A new study has found that the population of forest elephants in Africa has declined by almost two-thirds in the last decade due to ivory poaching. According to one of the research scientists behind the study, the ivory trade could lead to the loss of the species.
"The analysis confirms what conservationists have feared: the rapid trend towards extinction - potentially within the decade - of the forest elephant," said Samantha Strindberg of the Wildlife Conservation Society (WCS).
Scientists and researchers spent nine years compiling the data that went into the report, which was published in the journal Plos One. All told, researchers spent 90,000 days gathering data in the field.
The research was released at an international wildlife summit in Bangkok, the Convention on the International Trade in Endangered Species of Fauna and Flora (CITES), where eight countries, including hosts Thailand, were warned that they will face trade sanctions if they fail to crack down on the ivory trade.
According to the study, there are about 100,000 forest elephants left in the forests of central Africa, and about 400,000 savannah elephants, the slightly larger cousin of the forest elephant.
30 years ago, the total elephant population numbered over 1 million. But rising demand for ivory ornaments in Asia has devastated the population, the Guardian reports.
In 1989, CITES instituted a ban on the trade of ivory. But in 1999 and 2008, the organization sanctioned two sales of ivory, under pressure from countries in Asia and southern Africa.

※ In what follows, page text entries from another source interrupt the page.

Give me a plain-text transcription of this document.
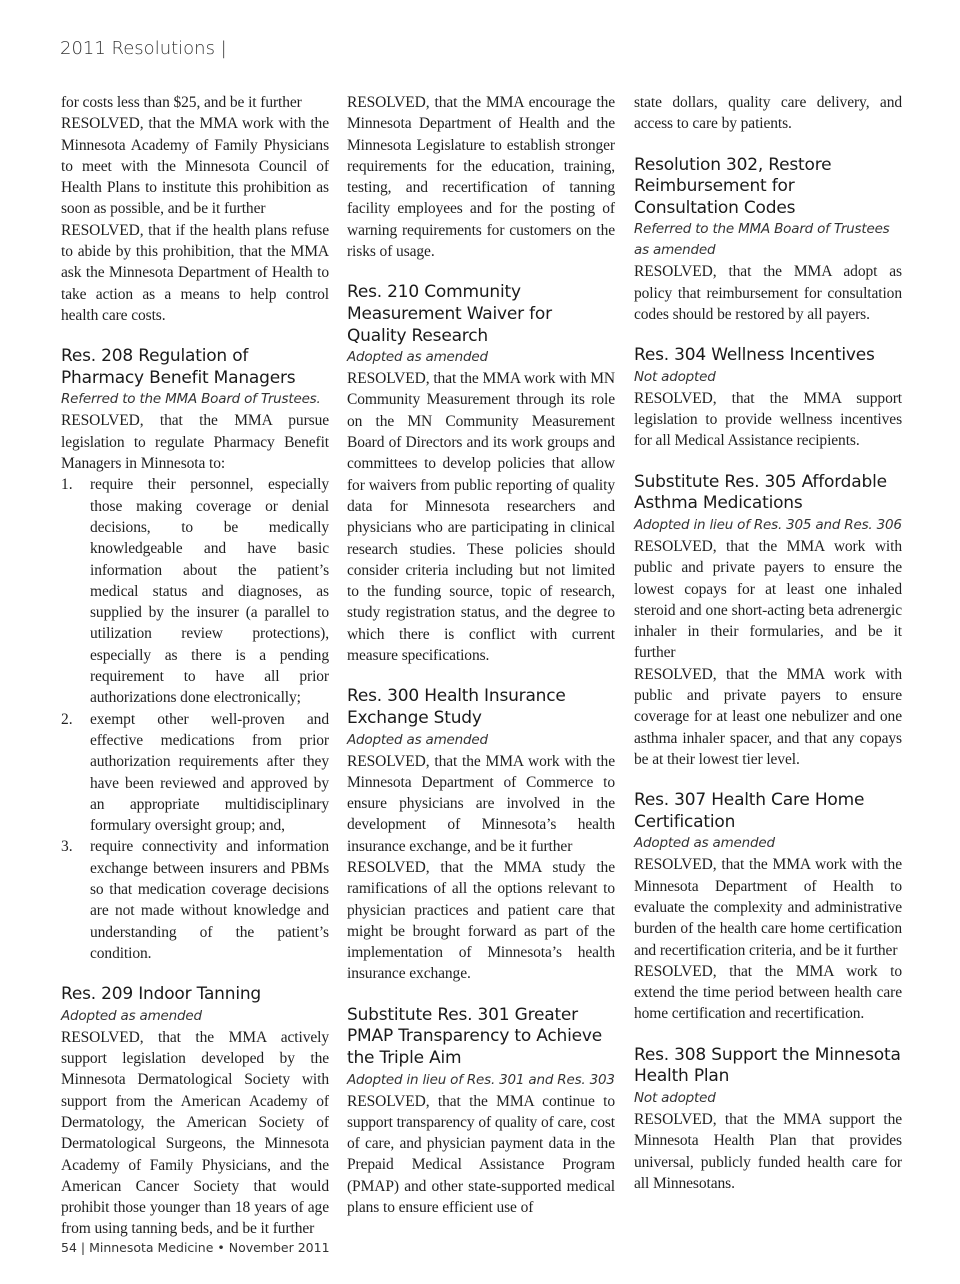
2011 Resolutions |

for costs less than $25, and be it further

RESOLVED, that the MMA work with the Minnesota Academy of Family Physicians to meet with the Minnesota Council of Health Plans to institute this prohibition as soon as possible, and be it further

RESOLVED, that if the health plans refuse to abide by this prohibition, that the MMA ask the Minnesota Department of Health to take action as a means to help control health care costs.

Res. 208 Regulation of Pharmacy Benefit Managers

Referred to the MMA Board of Trustees.

RESOLVED, that the MMA pursue legislation to regulate Pharmacy Benefit Managers in Minnesota to:

1. require their personnel, especially those making coverage or denial decisions, to be medically knowledgeable and have basic information about the patient’s medical status and diagnoses, as supplied by the insurer (a parallel to utilization review protections), especially as there is a pending requirement to have all prior authorizations done electronically;

2. exempt other well-proven and effective medications from prior authorization requirements after they have been reviewed and approved by an appropriate multidisciplinary formulary oversight group; and,

3. require connectivity and information exchange between insurers and PBMs so that medication coverage decisions are not made without knowledge and understanding of the patient’s condition.

Res. 209 Indoor Tanning

Adopted as amended

RESOLVED, that the MMA actively support legislation developed by the Minnesota Dermatological Society with support from the American Academy of Dermatology, the American Society of Dermatological Surgeons, the Minnesota Academy of Family Physicians, and the American Cancer Society that would prohibit those younger than 18 years of age from using tanning beds, and be it further

RESOLVED, that the MMA encourage the Minnesota Department of Health and the Minnesota Legislature to establish stronger requirements for the education, training, testing, and recertification of tanning facility employees and for the posting of warning requirements for customers on the risks of usage.

Res. 210 Community Measurement Waiver for Quality Research

Adopted as amended

RESOLVED, that the MMA work with MN Community Measurement through its role on the MN Community Measurement Board of Directors and its work groups and committees to develop policies that allow for waivers from public reporting of quality data for Minnesota researchers and physicians who are participating in clinical research studies. These policies should consider criteria including but not limited to the funding source, topic of research, study registration status, and the degree to which there is conflict with current measure specifications.

Res. 300 Health Insurance Exchange Study

Adopted as amended

RESOLVED, that the MMA work with the Minnesota Department of Commerce to ensure physicians are involved in the development of Minnesota’s health insurance exchange, and be it further

RESOLVED, that the MMA study the ramifications of all the options relevant to physician practices and patient care that might be brought forward as part of the implementation of Minnesota’s health insurance exchange.

Substitute Res. 301 Greater PMAP Transparency to Achieve the Triple Aim

Adopted in lieu of Res. 301 and Res. 303

RESOLVED, that the MMA continue to support transparency of quality of care, cost of care, and physician payment data in the Prepaid Medical Assistance Program (PMAP) and other state-supported medical plans to ensure efficient use of

state dollars, quality care delivery, and access to care by patients.

Resolution 302, Restore Reimbursement for Consultation Codes

Referred to the MMA Board of Trustees as amended

RESOLVED, that the MMA adopt as policy that reimbursement for consultation codes should be restored by all payers.

Res. 304 Wellness Incentives

Not adopted

RESOLVED, that the MMA support legislation to provide wellness incentives for all Medical Assistance recipients.

Substitute Res. 305 Affordable Asthma Medications

Adopted in lieu of Res. 305 and Res. 306

RESOLVED, that the MMA work with public and private payers to ensure the lowest copays for at least one inhaled steroid and one short-acting beta adrenergic inhaler in their formularies, and be it further

RESOLVED, that the MMA work with public and private payers to ensure coverage for at least one nebulizer and one asthma inhaler spacer, and that any copays be at their lowest tier level.

Res. 307 Health Care Home Certification

Adopted as amended

RESOLVED, that the MMA work with the Minnesota Department of Health to evaluate the complexity and administrative burden of the health care home certification and recertification criteria, and be it further

RESOLVED, that the MMA work to extend the time period between health care home certification and recertification.

Res. 308 Support the Minnesota Health Plan

Not adopted

RESOLVED, that the MMA support the Minnesota Health Plan that provides universal, publicly funded health care for all Minnesotans.

54 | Minnesota Medicine • November 2011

This stimulated poaching across the elephant range and ivory smuggling around the world, according to National Geographic.
The decline of the forest elephant due to poaching will have wide-reaching effects.
"A rainforest without elephants is a barren place," says Professor Lee White, head of the National Parks Service in Gabon. "They bring it to life, they create the trails and keep open the forest clearings other animals use; they disperse the seeds of many of the rainsforest trees - elephants are forest gardeners at a vast scale."
One reason why forest elephants have been hit so hard is that they live across many parts of central Africa that have been left lawless because of war. Poachers in those regions tend to have easy access to guns.
Another reason forest elephants are targeted is the quality of their tusks: they tend to be longer, harder and straighter than those of savannah elephants.
But according to the experts, all African elephants in the wild are in danger, whether they live on the savannah or in the forest.
National Geographic has created a documentary series called 'Battle for the Elephants', airing on PBS, which explores the brutal slaughter of African elephants for their tusks.
The series takes viewers into the criminal world of the ivory trade, looking at how poachers operate, telling the stories of the people who are studying elephant behaviour and trying to protect the herds, and tracing the sale of ivory around the world.
One possible sign of positive change is the statement that Thai Prime Minister Yingluck Shinawatra made at the opening of the CITES conference. She announced that Thailand will work toward ending the ivory trade in the country.
"As a next step we will forward amending the national legislation with the goal of putting an end on ivory trade and to be in line with international norms," she said. "This will help protect all forms of elephants including Thailand's wild and domestic elephants and those from Africa."
But there's also a new technological threat that may make it harder to crack down on ivory trading: online sales. According to the Environmental Investigation Agency, a conservation group, Google is helping to fuel the surge in ivory demand in Asia, leading to an increase in poaching.
The group says there are about 10,000 ads on Google Japan's shopping site promoting the sale of ivory. And internet shoppers have found ivory for sale on other sites, including eBay, the Associated Press reports.